Part of the problem is that so many plots have been done -- after all, 50 years is a long time -- so repetition becomes very hard to avoid. But the story that this one is a repeat of was so very good that Smile could only look weak in comparison. You will recall that the last time civilisation was threatened by well-meaning nanobots that wanted to make everything right but instead killed them, the setting was resonant, the acting was convincing, and the resolution was that Nancy accepted that, yes, she was his mummy -- a genuinely affecting moment that actually gave us a resolution that made perfect sense in the context of the science-fictional premise. It may still be my favourite single Doctor Who story.

Smile had an awful lot of work to do to top that, and its solution to that was to not even try. The reset-button conclusion was just awful, an abdication. It really did reduce the episode to The Doctor And New Clara Run Around For A While And Then Hit A Button.

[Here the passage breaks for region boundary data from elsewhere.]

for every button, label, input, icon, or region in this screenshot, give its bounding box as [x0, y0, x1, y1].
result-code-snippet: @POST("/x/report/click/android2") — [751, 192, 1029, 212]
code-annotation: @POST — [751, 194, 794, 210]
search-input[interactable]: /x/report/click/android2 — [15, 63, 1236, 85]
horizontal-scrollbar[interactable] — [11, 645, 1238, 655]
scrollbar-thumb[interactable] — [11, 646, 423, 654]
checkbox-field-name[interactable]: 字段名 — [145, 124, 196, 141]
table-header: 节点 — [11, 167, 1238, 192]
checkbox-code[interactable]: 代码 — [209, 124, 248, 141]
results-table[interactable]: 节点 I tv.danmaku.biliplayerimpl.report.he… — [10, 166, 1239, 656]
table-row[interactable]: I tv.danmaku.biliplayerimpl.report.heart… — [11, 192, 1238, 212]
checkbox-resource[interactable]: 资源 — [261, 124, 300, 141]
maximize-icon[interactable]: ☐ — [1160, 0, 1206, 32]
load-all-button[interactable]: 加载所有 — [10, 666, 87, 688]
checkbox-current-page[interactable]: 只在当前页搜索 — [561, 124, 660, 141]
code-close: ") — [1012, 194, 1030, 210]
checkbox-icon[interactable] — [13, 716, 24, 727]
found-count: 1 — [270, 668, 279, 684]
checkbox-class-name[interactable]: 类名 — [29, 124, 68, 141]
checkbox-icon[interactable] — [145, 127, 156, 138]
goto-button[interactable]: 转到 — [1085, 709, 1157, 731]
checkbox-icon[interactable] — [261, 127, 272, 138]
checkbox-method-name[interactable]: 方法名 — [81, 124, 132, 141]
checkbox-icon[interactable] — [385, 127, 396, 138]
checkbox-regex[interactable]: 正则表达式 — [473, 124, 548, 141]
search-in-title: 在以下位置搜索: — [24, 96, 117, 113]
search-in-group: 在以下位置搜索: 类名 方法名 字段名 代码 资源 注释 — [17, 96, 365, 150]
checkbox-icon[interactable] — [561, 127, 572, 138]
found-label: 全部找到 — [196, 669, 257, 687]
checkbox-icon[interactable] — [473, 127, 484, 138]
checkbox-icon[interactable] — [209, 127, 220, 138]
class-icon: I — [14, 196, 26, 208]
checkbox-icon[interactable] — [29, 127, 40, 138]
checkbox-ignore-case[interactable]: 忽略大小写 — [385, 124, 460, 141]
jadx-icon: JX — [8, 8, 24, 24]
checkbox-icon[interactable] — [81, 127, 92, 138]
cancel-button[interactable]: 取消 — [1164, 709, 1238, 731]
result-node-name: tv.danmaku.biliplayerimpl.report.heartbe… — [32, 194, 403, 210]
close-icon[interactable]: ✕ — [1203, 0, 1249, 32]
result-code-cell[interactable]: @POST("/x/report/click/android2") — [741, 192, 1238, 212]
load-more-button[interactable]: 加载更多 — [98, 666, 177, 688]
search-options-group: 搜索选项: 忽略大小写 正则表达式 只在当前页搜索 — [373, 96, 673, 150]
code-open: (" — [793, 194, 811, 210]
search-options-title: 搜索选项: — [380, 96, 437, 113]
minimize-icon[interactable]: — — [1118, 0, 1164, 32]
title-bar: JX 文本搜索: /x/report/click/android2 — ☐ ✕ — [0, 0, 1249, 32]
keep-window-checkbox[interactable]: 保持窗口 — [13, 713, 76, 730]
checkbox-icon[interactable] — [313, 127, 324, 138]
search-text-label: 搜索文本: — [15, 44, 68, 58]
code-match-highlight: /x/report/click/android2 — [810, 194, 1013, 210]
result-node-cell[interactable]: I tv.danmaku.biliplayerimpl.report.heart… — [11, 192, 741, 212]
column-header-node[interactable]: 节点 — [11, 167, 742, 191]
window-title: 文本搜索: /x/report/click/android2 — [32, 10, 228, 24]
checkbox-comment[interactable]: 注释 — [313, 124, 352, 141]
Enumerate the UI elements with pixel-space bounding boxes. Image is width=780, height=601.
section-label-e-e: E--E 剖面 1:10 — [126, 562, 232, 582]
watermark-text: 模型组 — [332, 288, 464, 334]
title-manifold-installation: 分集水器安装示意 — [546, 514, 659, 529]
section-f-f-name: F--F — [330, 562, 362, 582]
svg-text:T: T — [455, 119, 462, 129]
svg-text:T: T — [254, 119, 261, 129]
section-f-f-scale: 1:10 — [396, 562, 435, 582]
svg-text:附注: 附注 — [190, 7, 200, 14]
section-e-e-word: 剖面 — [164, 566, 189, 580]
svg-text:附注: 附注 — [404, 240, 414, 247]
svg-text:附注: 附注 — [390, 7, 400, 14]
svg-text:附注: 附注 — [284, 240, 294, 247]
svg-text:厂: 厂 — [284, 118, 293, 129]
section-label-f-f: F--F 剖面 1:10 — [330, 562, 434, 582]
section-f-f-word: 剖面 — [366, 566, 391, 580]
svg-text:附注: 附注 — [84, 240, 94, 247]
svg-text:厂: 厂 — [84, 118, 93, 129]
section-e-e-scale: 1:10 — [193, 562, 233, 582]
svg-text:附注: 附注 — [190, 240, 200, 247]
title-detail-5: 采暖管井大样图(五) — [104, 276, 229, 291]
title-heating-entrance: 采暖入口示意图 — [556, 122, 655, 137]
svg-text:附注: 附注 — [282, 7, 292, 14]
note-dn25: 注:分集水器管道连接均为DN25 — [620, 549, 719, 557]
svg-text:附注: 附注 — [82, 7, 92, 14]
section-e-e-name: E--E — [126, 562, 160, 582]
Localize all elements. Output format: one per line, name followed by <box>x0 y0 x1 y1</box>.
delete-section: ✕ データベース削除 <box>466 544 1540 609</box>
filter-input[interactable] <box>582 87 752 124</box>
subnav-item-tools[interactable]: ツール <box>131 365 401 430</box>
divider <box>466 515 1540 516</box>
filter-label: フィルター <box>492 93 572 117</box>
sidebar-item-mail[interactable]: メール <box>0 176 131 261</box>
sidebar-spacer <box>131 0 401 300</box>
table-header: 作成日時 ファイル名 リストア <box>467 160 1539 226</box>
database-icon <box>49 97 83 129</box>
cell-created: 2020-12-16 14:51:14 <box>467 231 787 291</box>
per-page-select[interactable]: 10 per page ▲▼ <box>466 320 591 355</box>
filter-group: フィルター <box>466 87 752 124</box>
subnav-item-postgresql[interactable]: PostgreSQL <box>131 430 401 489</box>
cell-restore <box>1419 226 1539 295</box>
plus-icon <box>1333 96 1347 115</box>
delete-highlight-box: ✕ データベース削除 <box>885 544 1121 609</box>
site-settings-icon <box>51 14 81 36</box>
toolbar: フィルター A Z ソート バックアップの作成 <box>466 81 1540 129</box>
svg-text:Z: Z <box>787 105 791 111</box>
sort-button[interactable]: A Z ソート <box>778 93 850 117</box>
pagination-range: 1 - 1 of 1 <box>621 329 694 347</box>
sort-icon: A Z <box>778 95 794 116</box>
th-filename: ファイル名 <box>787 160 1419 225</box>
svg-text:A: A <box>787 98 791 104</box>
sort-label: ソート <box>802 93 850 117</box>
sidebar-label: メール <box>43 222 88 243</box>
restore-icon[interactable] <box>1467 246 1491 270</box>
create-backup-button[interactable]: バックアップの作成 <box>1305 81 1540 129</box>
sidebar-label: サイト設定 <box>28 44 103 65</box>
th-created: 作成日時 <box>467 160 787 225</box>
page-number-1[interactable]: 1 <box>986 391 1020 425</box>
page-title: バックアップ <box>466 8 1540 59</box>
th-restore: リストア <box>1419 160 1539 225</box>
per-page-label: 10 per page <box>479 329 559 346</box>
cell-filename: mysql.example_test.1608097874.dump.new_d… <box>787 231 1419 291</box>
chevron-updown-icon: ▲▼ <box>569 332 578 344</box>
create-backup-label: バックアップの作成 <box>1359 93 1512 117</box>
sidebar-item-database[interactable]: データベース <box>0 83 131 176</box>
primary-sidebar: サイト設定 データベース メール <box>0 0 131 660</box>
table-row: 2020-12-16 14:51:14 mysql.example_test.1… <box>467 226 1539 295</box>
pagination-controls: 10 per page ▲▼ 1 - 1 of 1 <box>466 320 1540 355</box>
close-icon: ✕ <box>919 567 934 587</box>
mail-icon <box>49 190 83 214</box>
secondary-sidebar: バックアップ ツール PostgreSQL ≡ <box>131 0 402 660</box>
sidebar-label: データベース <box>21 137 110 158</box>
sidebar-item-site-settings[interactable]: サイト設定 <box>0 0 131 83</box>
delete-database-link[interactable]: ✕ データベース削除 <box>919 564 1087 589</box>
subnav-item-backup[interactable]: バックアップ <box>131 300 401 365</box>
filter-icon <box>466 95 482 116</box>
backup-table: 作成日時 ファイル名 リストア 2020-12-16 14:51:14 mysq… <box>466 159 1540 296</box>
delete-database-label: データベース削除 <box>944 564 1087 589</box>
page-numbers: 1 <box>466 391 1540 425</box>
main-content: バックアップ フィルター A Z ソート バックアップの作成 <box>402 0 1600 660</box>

Perhaps what the series needs is not to be put down forever (contra SK) but another good, long break -- like the McCoy-to-Eccleston break -- so that whoever comes in to run it next does so from a genuinely clean slate as RTD did.

Or maybe what it needs is Matt Smith.

Gavin Burrows said...

I was worried I might end up agreeing with SK too. It's not that that has never happened before, but every time it does I believe it causes Brigadoon to appear. I can see the logic of both break and cancellation, but perhaps even the break isn't strictly necessary. It just needs the kind of new broom 'hard reset' it had when it first came back, an entirely new creative team with an entirely new agenda.

One thing in it's favour is there not being (at least yet) an absurdly convoluted backstory to follow. When it's (largely) a series of standalone, it's less hoisted by it's own petard and more something you might watch at Saturday teatime. In the old days it would recycle stories again and again, but when it was less a bold new drama and media event that seemed less of a problem.